Dr. Marlin received his BS in Cell and Molecular Biology from Cameron University and his PhD in Biochemistry and Molecular Biology from the University of Oklahoma Health Sciences Center (OUHSC). His early work focused on understanding the molecular mechanism of vesicular trafficking, including specialized endocytic and recycling endosomes named “signaling endosomes,” employing basic molecular and advanced light microscopic techniques. He joined OMRF in 2019, where he has focused his talents in microscopy and biochemistry to quickly advance workflows utilizing the Hyperion Imaging System for both human and mouse tissue analytics, paralleling the ever-advancing spatial multi-omics approaches for autoimmune and immune-mediated diseases. Through his work in the Phenotyping Core, Dr. Marlin is focused on maximizing the information one can collect from limited and extremely valuable tissue from clinical specimens.


Vito Zanotelli, PhD
Vito Zanotelli, PhD

Vito Zanotelli found his passion to gather biological insights through large-scale quantitative experiments combined with statistics and machine learning during his BSc and MSc studies in Systems Biology at ETH Zurich. There he had the chance to work on cutting-edge metabolomics, proteomics and high-throughput imaging projects.

In search of a PhD program, he interviewed in the lab of Bernd Bodenmiller, PhD, at the University of Zurich. He was immediately fascinated by the (at the time) prototype technology called Imaging Mass Cytometry™, which enables acquisition of spatially resolved highly multiplexed measurements at cellular resolution.

During his PhD studies used this technology to study the origins of spatial single-cell heterogeneity, requiring the development of both computational and experimental tools to help to analyze and utilize this novel technology better.

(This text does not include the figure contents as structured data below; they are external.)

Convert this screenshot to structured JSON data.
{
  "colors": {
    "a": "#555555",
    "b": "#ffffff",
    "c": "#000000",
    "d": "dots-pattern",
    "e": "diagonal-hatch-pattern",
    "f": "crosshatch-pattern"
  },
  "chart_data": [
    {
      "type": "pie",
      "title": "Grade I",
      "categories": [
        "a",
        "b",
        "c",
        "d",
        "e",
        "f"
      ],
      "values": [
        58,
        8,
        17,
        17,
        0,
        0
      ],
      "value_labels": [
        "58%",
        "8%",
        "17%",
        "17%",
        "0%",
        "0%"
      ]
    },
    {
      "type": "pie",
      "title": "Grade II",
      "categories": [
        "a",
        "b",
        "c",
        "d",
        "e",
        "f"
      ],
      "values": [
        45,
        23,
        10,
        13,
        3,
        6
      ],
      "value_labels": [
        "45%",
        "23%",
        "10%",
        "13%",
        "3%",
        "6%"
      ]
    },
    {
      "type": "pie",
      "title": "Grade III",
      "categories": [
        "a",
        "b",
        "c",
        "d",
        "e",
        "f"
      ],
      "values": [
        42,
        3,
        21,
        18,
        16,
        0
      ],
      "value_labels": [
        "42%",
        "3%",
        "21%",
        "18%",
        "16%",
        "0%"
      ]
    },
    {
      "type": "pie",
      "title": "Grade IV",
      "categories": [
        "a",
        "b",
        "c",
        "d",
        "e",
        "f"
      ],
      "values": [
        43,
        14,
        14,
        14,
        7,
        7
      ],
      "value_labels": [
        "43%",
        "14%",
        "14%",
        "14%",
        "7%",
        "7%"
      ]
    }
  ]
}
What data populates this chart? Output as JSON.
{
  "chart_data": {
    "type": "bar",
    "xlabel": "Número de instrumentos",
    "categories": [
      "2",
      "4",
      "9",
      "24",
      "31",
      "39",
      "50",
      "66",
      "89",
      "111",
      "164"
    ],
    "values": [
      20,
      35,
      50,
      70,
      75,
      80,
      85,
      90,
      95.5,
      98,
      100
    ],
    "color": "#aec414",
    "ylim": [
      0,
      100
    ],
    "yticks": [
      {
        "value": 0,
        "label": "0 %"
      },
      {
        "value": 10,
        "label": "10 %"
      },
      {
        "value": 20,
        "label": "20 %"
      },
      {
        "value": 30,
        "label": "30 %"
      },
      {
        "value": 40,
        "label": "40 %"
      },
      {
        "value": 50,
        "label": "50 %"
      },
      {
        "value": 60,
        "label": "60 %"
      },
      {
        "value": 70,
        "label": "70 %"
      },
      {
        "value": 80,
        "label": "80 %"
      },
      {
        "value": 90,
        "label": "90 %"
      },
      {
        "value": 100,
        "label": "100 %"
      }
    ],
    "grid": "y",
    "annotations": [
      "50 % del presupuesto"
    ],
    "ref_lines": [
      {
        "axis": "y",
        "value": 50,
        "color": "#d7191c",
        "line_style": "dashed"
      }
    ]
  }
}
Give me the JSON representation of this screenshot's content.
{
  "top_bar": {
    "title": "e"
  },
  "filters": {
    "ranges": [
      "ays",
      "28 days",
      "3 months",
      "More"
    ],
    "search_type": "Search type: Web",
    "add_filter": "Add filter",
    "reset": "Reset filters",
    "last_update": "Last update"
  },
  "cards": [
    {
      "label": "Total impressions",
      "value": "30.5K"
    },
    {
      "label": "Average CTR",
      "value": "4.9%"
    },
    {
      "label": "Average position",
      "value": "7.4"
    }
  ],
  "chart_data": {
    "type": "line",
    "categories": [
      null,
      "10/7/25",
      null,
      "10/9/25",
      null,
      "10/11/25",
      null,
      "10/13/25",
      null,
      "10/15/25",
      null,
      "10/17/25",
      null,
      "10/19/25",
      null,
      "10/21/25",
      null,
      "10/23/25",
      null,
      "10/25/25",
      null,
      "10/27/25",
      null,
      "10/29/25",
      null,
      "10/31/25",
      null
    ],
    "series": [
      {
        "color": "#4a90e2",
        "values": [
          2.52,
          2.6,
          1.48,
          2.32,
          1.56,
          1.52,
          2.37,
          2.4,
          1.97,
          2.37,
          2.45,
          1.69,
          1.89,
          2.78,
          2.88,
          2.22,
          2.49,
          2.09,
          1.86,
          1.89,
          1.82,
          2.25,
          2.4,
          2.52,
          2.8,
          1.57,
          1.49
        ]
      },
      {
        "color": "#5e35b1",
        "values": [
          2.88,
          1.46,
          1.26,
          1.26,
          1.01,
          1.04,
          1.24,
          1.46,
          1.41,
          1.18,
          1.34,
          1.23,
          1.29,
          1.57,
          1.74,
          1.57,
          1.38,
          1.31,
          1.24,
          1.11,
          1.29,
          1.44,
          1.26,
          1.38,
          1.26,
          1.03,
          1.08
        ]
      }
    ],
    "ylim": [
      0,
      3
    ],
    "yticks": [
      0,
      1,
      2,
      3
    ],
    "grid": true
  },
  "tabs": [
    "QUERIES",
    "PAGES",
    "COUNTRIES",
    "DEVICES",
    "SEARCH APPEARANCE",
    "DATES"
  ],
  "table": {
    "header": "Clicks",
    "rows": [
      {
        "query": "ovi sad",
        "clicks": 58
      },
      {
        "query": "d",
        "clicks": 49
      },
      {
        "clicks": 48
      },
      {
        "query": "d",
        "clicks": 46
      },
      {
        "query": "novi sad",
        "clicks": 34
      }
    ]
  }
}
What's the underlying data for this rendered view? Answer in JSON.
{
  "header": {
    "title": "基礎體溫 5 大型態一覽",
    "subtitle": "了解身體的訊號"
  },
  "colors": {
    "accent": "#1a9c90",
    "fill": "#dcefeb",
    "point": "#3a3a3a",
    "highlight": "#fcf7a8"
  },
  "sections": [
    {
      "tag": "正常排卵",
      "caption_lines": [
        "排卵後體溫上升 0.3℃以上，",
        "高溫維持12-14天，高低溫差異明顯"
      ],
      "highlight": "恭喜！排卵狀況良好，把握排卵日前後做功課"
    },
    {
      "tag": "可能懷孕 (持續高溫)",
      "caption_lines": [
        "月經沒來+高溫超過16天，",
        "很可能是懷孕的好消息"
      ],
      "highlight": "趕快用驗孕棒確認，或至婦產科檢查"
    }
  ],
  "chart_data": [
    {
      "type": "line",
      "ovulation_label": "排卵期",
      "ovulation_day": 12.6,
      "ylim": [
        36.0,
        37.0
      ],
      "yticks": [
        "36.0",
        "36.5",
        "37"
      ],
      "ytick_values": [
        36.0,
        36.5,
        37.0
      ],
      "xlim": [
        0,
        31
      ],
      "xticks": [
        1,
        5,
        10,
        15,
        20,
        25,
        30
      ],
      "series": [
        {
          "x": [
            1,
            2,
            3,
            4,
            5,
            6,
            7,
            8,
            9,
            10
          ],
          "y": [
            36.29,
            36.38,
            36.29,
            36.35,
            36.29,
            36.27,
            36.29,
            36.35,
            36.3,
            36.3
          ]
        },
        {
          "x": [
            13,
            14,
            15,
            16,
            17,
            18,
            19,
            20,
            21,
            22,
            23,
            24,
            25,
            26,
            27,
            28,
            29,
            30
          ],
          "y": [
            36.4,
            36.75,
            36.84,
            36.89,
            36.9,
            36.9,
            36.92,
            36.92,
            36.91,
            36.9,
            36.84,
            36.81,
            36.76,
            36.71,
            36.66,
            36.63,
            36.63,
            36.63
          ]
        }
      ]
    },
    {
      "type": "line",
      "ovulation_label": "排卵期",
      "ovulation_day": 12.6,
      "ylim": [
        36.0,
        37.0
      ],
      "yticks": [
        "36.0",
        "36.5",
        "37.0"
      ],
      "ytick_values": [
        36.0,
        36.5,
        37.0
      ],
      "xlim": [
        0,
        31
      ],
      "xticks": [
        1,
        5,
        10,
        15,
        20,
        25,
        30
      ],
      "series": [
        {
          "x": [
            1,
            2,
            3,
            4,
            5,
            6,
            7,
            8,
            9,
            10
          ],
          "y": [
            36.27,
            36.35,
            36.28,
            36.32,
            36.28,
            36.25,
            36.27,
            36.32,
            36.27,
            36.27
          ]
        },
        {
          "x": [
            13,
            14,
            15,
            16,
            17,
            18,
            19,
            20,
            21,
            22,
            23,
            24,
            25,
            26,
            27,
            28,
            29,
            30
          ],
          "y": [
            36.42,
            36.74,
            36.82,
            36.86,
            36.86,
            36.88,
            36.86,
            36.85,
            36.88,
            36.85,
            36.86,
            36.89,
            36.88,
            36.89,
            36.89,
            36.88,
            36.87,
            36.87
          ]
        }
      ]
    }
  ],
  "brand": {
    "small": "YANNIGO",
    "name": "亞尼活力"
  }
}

Apart from his main project on trying to understand spatial signaling in 3D spheroids, this expertise enabled him to contribute to more than a dozen papers in the field of mass cytometry. During this work, he also authored and contributed to multiple open source projects.

After his PhD, he joined D ONE in 2021 as a Data Analytics Consultant, enabling businesses of all kinds to better understand and utilize their data.